Again, this allows us to increase reusability of this abstract pattern while keeping it as complex as necessary.

In the end, with abstract patterns presented as maps we get better design consistency and saner codebase. With a few mixins you can apply the whole pattern in any part of the UI and then focus on more unique features.

Note that it’s important to maintain pattern names future-proof by having them general enough. This way developers would feel free to apply them to any component. A rule of the thumb would be to at least avoid giving same names to your abstract patterns as to your components.

What about components themselves?

Component patterns

Component patterns is what actually gets applied to your markup. They require a slightly different approach.

It’s not uncommon to style some parts of UI in the same way as other parts, but with minor changes. Not unlike developers from the world of object oriented programming, we need a way to create components that can inherit design already defined in another component. It would greatly help to reduce code duplication and improve design consistency.

This is achievable if we present our components as Sass mixins that can be applied to a different set of CSS classes. For that we can have base CSS class as a parameter:

@mixin c-tabs($base_class: &) {
  @at-root {
    {$base_class}--direction-horizontal {
      ...
    }
    {$base_class}__inner {
      ...
    }
    {$base_class}__tab {
      ...
      &--state-highlighted {
        
      }
    }
  }
}

With this setup, c-tabs could easily become c-navigation or c-theme-switcher, and we would be able to amend the inherited design in each case. You can read more about this technique here.

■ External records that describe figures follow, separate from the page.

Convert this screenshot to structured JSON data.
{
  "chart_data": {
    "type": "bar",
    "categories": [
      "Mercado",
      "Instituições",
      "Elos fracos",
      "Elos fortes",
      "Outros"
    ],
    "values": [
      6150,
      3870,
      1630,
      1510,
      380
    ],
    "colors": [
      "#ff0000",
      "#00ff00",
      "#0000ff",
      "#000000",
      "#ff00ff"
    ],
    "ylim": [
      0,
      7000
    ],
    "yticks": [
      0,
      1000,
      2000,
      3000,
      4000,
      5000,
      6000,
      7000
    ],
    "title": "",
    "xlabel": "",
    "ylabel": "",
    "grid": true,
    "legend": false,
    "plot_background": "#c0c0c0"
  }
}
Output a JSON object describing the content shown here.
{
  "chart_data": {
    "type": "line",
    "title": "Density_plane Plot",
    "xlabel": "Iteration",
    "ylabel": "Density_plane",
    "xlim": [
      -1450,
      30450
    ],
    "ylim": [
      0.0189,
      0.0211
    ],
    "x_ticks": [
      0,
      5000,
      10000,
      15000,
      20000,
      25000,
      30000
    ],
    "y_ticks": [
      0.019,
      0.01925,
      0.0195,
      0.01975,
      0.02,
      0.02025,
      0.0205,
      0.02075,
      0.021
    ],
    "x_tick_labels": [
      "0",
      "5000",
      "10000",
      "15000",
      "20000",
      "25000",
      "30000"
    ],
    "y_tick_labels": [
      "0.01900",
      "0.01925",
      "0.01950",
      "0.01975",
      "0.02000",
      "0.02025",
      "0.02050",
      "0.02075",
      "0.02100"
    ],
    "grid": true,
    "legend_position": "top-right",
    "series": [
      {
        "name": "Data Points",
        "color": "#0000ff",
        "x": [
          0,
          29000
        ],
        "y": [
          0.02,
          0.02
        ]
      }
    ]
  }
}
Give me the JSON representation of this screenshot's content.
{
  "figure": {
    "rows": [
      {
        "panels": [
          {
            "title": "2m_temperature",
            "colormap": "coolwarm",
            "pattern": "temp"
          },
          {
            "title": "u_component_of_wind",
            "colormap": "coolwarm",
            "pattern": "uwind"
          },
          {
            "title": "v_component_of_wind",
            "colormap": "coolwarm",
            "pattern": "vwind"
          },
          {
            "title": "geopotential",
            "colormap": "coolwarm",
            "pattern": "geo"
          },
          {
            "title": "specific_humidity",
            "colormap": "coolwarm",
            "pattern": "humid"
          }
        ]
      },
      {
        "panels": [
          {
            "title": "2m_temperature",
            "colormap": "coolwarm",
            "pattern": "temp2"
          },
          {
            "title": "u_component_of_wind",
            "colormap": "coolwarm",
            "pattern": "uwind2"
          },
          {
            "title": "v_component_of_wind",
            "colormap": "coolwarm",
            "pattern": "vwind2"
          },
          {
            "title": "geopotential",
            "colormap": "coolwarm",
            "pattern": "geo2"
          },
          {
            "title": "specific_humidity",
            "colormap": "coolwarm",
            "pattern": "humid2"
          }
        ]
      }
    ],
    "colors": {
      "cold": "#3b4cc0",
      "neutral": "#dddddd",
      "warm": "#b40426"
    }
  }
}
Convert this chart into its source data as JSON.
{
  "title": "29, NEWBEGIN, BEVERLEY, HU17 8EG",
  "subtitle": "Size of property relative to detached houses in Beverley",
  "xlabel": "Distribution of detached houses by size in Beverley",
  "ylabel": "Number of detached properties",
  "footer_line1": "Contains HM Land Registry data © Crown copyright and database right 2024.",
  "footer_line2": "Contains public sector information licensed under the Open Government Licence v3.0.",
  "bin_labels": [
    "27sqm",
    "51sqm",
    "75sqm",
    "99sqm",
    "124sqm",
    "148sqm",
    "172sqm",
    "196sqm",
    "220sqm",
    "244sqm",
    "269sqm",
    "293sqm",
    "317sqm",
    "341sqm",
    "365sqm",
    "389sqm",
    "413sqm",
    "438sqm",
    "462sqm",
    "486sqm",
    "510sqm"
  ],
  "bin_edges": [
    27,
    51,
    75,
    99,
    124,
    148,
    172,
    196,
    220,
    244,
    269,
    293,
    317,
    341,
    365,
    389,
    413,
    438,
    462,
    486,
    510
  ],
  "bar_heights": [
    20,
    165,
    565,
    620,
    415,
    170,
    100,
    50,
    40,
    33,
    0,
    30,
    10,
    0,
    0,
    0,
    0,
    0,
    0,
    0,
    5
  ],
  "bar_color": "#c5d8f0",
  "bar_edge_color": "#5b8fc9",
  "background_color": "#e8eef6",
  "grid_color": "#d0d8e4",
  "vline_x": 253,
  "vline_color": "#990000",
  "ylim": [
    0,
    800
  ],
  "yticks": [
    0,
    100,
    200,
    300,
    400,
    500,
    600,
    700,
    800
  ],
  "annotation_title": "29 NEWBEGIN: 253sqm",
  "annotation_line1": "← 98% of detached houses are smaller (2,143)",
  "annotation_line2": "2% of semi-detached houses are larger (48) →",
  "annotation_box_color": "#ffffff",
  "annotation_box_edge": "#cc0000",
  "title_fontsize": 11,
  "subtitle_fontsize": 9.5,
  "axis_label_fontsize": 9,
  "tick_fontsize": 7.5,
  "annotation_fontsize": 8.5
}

From technical side, it helps us to decouple markup from design. If we can reuse a pattern under different aliases, it’s easier to drop complex naming conventions that don’t make sense for non-CSS people (such as Bootstrap classes, media class from OOCSS, or a million of utility classes from the likes of Tailwind).

This also allows us to mirror design process. It’s pretty often that designers just repurpose an existing pattern in order to cut down on amount of work and to provide consistency. With component mixins we basically follow designer workflow, discriminating repeatable patterns and unique features.

Both maps and mixins might serve as perfect tools for building a front-end equivalent of a design system — even if the design system is not there yet. And since CSS reflects the current state of the UI, this “grounds-up” design system might end up being more accurate than design system documentation. Hopefully, with this tooling and the principles we have discussed you’ll be able to keep your codebase and design system more consistent with less effort. Thanks for reading!